I figure it will be just an excuse to easily filter out such acronyms such as 'SB'.
But you are right, it will benefit those of us who want to really learn Chinese. I have been trying to say 自动取款机 instead of ATM lately, 啊啊.
Personally I don't hate to see English acronyms used both in Chinese and in Japanese, partly because they are noticeable/conspicuous, but probably my parents don't like them. To my parents, most English acronyms are completely foreign words. They know BCG, but never know what BCC/BBC are.
Chinese is a language that is very good at making acronyms of their own. For example, NBA can be translated as “美职篮” (= 美国职业篮球联赛), and “中共” is the acronym of “中国共产党”. Therefore I don't think that "purging" English acronyms is difficult for Chinese people.
BCG is a useful acronym, even for me, because I think that hardly anyone would know its derivation!
BCC - Brisbane City Council??
BBC - Brisbane Boys College??
Actually, your Chinese examples are close to being acronyms but not quite; the Chinese tend to use abbreviations more than actual acronyms, agreed? Strangely I don't object to Chinese abbreviations as much as English acronyms - both Chinese and English acronyms/abbreviations are often used as jargon, which intentionally or unintentionally exclude people who are not 'in the know'. But Chinese abbreviations are a learning experience for me, so it is fun trying to work them out.
Eg. Seen at the bus station yesterday, a column on the board 车型 - the various brands, types of buses (very important in China). Fun trying to work out what they mean.
> the Chinese tend to use abbreviations more than actual acronyms, agreed?
Do you mean that “美职篮”, for example, is not an acronym but an abbreviation? If so, I agree with you. I confused acronym with abbreviation.
Chinese characters are logograms. Therefore acronyms/abbreviations in Chinese are much easier to infer their meanings than those in languages that employ phonograms are.
It's very obvious if you compare “美职篮” with NBA. I wonder how many people can tell the exact meaning of NBA without context when they see the acronym for the first time.

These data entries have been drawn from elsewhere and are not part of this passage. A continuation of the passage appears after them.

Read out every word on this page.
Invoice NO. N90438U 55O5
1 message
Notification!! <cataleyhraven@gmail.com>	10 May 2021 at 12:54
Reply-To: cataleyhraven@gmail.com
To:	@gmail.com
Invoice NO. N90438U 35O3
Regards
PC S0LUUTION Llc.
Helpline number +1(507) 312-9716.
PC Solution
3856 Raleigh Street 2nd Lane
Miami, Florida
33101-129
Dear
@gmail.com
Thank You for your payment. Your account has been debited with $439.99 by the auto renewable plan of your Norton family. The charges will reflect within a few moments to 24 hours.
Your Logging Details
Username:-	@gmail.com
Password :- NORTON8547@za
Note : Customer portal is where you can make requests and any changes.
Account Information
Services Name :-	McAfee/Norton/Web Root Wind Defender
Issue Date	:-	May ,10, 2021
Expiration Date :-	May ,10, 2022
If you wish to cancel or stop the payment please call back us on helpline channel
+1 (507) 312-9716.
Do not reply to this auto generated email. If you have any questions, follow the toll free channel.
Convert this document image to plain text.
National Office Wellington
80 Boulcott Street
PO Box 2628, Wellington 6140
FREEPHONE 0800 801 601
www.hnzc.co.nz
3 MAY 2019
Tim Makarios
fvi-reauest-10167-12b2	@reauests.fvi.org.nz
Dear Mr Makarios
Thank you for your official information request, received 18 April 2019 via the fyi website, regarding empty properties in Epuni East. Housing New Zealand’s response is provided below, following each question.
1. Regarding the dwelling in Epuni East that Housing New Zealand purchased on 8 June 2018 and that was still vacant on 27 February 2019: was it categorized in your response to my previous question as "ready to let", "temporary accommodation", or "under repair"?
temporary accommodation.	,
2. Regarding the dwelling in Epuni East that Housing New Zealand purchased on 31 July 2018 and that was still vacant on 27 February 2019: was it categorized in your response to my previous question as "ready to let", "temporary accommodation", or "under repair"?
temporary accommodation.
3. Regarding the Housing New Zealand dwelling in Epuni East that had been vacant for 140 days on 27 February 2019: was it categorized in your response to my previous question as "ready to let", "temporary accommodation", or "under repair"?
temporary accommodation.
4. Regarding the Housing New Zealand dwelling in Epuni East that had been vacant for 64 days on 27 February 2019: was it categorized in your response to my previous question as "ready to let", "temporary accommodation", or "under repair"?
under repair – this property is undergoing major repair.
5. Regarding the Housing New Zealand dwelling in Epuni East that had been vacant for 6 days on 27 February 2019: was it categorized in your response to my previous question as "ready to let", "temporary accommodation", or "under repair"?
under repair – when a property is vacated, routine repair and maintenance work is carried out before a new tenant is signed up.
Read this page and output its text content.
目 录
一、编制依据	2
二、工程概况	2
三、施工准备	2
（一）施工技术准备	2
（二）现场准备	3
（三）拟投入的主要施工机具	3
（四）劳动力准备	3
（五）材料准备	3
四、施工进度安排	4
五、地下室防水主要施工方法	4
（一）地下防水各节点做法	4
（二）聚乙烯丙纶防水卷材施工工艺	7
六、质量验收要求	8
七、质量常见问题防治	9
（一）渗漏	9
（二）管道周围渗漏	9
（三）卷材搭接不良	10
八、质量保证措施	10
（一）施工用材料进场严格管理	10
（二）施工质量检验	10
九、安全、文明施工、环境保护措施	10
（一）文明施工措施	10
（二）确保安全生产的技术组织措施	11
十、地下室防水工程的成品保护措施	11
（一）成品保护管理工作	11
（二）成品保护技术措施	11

In this sense, Chinese abbreviations can't be good jargons since they are relatively easy to "decipher", hehe. I would use completely different words as jargons.
trevorbJune 03, 2010, 09:16 PM
I'm obviously too pure and innocent, I don't get any of this!
Of course I am a Pom so we're trained at birth to never say anything except "blast" (and even that never in a loud voice) through our tightly waxed moustaches......
Well that is unless our computer goes wrong.